The repositioning of available drugs for treating conditions that differ from its original treatment purposes has been shown to significantly reduce the costs and time requirements that are typically associated with the early stages of the drug discovery process. Some of the different bioinformatics methods that have been used for this purpose include the analysis of transcriptomic data for drug-disease relationships, meta-analyses of genomic data and drugs, the discovery of redundant molecular pathways, and the profiling microarray data sets.
By fast-tracking the drug discovery process, researchers can not only provide immediate relief to patients but also reduce rising healthcare expenses. Patients with autoimmune diseases like inflammatory bowel disease (IBD) have already benefited from such approaches, as gene-level profiling of IBD subtypes and their associations with other diseases has been used to discover potential drug candidates that can be used for repositioning.

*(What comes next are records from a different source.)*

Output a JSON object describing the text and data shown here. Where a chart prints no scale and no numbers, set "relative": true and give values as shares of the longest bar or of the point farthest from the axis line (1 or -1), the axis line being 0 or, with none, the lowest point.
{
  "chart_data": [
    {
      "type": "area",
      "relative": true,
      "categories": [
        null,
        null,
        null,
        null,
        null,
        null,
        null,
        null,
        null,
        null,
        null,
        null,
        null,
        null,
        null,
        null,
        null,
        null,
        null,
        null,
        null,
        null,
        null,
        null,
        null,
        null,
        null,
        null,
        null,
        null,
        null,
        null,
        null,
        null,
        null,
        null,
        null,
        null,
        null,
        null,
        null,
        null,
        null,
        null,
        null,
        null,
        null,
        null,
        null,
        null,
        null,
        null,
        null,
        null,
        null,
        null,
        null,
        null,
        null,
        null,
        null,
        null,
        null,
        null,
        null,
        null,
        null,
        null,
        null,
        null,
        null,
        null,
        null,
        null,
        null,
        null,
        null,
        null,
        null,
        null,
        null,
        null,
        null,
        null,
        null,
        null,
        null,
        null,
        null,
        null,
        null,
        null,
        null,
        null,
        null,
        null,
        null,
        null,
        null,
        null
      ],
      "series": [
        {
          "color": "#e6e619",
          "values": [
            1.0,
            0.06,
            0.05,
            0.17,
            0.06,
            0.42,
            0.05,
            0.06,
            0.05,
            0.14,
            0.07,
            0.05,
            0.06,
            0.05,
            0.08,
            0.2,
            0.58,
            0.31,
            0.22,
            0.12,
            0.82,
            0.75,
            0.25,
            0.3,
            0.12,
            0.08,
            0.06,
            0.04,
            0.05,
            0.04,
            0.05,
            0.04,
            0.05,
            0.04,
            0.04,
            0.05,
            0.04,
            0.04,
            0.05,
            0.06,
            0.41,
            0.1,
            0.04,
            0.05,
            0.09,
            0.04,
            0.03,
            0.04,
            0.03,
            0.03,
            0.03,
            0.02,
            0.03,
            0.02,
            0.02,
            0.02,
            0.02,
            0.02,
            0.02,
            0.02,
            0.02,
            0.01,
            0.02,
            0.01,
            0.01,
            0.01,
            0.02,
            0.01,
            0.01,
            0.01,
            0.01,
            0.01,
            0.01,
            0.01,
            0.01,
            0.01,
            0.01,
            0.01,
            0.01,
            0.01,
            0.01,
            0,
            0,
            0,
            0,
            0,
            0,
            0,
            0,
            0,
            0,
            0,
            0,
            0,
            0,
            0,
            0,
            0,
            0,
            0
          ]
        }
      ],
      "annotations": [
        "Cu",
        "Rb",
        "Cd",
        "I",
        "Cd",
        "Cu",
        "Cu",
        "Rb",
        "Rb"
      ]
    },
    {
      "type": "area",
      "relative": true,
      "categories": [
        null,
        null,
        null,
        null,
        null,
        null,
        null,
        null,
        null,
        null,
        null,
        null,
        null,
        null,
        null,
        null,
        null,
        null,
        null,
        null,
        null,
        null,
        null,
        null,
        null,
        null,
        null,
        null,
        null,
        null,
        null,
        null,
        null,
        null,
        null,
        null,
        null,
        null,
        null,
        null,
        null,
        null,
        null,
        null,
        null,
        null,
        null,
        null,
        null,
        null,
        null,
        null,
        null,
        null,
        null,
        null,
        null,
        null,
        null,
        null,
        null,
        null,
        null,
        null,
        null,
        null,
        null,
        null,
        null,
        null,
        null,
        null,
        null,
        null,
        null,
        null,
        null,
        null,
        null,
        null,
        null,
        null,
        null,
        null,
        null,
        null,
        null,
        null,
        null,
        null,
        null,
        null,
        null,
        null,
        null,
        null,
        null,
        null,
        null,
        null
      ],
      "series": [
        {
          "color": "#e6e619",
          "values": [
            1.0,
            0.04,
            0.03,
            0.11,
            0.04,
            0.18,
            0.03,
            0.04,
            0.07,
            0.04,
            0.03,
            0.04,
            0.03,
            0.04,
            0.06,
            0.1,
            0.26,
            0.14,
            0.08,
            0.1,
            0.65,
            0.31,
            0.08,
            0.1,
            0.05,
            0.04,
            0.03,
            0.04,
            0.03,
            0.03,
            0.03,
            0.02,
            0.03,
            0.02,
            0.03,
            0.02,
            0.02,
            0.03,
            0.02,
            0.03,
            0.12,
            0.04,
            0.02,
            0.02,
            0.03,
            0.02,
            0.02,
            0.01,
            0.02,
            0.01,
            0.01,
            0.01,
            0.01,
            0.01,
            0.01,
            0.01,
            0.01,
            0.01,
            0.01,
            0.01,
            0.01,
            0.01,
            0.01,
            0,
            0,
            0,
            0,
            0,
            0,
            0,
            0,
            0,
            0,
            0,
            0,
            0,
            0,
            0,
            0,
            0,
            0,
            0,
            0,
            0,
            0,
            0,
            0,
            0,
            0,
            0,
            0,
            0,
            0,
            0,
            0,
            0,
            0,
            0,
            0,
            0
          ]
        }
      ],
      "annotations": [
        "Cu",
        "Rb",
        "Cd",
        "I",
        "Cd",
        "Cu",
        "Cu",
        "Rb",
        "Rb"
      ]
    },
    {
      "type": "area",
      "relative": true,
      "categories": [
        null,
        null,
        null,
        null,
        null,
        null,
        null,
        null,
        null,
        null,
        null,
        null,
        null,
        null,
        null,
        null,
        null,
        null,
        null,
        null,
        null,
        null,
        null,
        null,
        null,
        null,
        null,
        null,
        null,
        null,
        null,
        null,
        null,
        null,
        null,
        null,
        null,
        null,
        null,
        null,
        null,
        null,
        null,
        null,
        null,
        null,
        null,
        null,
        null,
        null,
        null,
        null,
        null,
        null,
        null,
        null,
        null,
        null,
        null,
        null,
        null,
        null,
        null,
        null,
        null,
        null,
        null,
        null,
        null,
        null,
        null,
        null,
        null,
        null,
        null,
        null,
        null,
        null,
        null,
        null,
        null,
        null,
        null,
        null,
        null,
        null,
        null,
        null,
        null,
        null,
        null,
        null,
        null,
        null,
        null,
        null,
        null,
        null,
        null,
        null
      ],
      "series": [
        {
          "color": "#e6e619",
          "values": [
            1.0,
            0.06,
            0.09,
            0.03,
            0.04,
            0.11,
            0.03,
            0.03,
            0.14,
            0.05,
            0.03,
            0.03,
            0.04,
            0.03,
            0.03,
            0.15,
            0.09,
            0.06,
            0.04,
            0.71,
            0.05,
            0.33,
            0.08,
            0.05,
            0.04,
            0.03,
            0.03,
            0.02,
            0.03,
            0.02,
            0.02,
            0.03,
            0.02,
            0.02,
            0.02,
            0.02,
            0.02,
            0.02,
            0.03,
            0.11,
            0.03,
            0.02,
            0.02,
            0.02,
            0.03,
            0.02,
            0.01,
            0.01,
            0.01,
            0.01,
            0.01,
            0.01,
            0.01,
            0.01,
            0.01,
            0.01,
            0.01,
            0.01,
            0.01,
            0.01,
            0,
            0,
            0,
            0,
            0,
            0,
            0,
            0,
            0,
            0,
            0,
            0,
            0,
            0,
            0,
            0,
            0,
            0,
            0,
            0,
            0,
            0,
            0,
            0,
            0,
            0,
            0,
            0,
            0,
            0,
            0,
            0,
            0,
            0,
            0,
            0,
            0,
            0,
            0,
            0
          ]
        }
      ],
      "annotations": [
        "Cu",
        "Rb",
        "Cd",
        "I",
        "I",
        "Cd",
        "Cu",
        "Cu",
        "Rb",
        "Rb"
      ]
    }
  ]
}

Taken together, many different predictive bioinformatic approaches are currently available for public use. Although each of these tools is associated with its advantages and weaknesses, bioinformatics remains one of the leading scientific domains that is currently used in the drug design process.
References and Further Reading
- Buchan, N. S., Rajpal, D. K., Webster, Y., et al. (2011). The role of translational bioinformatics in drug discovery. Drug Discovery Today 16(9-10); 426-434. doi:10.1016/j.drudis.2011.03.002.
- Ramharack, P., & Soliman, M. E. S (2018). Bioinformatics-based tools in drug discovery: the cartography from single gene to integrative biological networks. Drug Discovery Today 23(9); 1658-1665. doi:10.1016/j.drudis.2018.05.041.
- Yan, Q. (2017). Chapter Eight – Translational Bioinformatics Methods for Drug Discovery and Development. Translational Bioinformatics and Systems Biology Methods for Personalized Medicine; 97-110. doi:10.1016/B978-0-12-804328-8.00008-5.